3. Bake your own treats using the alternative sweeteners. Yes, this is more time consuming and not as convenient as purchasing something already packaged, but you’ll be doing yourself a huge favor.

4. Choose lower glycemic fruits, such as apples, pears, peaches and berries, over higher glycemic ones, like melons, bananas, and raisins. Avoid fruit juices that have concentrated sugar.

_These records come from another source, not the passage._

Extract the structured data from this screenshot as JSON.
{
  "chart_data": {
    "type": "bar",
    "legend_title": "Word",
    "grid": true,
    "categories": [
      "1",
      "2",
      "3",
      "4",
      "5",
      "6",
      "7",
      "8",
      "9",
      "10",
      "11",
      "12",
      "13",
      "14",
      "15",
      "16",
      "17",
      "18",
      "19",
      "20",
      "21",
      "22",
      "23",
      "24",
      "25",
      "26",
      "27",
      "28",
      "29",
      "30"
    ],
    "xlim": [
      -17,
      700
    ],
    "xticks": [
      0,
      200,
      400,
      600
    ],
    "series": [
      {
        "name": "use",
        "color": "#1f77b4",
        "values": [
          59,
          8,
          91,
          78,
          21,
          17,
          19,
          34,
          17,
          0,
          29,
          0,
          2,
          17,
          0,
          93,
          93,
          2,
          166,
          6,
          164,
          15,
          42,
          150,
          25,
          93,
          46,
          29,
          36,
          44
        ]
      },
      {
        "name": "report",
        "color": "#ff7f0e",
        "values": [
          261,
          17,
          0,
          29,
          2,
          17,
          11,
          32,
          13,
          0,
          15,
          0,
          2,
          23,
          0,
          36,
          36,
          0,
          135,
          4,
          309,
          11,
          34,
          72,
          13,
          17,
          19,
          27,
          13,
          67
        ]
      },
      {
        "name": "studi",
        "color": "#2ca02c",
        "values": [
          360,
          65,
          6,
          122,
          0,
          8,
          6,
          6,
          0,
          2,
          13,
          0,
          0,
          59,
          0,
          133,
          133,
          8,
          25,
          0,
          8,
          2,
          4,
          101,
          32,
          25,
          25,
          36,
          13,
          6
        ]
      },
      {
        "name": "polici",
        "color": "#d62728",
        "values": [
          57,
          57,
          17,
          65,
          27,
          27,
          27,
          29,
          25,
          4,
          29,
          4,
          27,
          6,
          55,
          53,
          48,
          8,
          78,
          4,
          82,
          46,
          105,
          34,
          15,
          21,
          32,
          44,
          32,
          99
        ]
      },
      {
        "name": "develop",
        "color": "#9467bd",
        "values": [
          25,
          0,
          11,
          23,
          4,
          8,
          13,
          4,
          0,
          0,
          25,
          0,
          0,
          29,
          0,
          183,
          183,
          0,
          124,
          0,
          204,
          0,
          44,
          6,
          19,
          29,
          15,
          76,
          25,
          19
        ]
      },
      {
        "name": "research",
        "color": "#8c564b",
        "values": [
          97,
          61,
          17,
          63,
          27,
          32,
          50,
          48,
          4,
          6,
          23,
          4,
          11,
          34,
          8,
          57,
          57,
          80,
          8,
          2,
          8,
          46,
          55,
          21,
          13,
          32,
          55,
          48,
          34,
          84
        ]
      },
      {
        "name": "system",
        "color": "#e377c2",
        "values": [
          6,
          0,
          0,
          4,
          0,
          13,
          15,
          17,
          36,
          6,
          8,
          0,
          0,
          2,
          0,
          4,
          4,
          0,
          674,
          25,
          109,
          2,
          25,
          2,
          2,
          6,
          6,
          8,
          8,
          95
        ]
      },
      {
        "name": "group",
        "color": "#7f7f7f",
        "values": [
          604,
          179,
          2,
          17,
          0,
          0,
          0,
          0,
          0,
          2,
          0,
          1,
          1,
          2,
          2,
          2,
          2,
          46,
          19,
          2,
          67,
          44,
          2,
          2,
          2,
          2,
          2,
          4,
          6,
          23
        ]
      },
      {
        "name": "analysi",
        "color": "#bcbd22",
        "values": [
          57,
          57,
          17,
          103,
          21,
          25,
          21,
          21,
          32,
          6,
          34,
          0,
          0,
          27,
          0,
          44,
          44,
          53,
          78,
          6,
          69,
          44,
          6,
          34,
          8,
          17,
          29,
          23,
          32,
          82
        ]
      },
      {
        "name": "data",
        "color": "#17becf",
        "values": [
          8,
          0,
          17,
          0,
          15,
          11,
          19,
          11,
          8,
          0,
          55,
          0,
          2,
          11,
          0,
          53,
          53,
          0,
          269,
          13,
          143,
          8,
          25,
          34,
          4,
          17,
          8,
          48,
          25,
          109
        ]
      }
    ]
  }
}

Now, I have to admit– I do have some refined sugar at home and still use it in baking. But, I also have other sweeteners: Agave, Maple Syrup, honey, and Turbinado sugar, and I’m gradually switching to less dependency on the refined sugar. I use Turbinado to sweeten my coffee or tea daily and I have ordered some evaporated cane juice crystals from a natural grain supplier, which will be available for use in baking. I’m looking forward to the healthy change!

Skip the candy bars, M&M’s, the afternoon soda, Gatorade, the morning doughnuts at the office, the cupcakes at a party… and after a short time, you’ll notice the craving for sugar will disappear, and you’ll feel better, sleep better, and have more energy.

Remember: eliminating (or greatly reducing) refined white sugar is a lifestyle change and it isn’t very easy, since sugar is sneaked into so many foods, but it surely isn’t impossible, either, or even such a difficult thing to do– many people have done it and lived to tell the tale. In fact, they may live even longer to share their stories. 🙂

You will have to learn to make your own treats and make smart choices if eating out at restaurants. But, if you are eliminating refined sugar (and eating a variety of whole grains as recommended on Day 1), and eating the alternative sweeteners in moderation, you’re on the road to better health in the long term!


{Day 11 of 31 Days of Healthier Living}

Question for you: Do you still use refined white sugar primarily? Have you tried other sweeteners? What would convince you to switch and eat less refined sugar?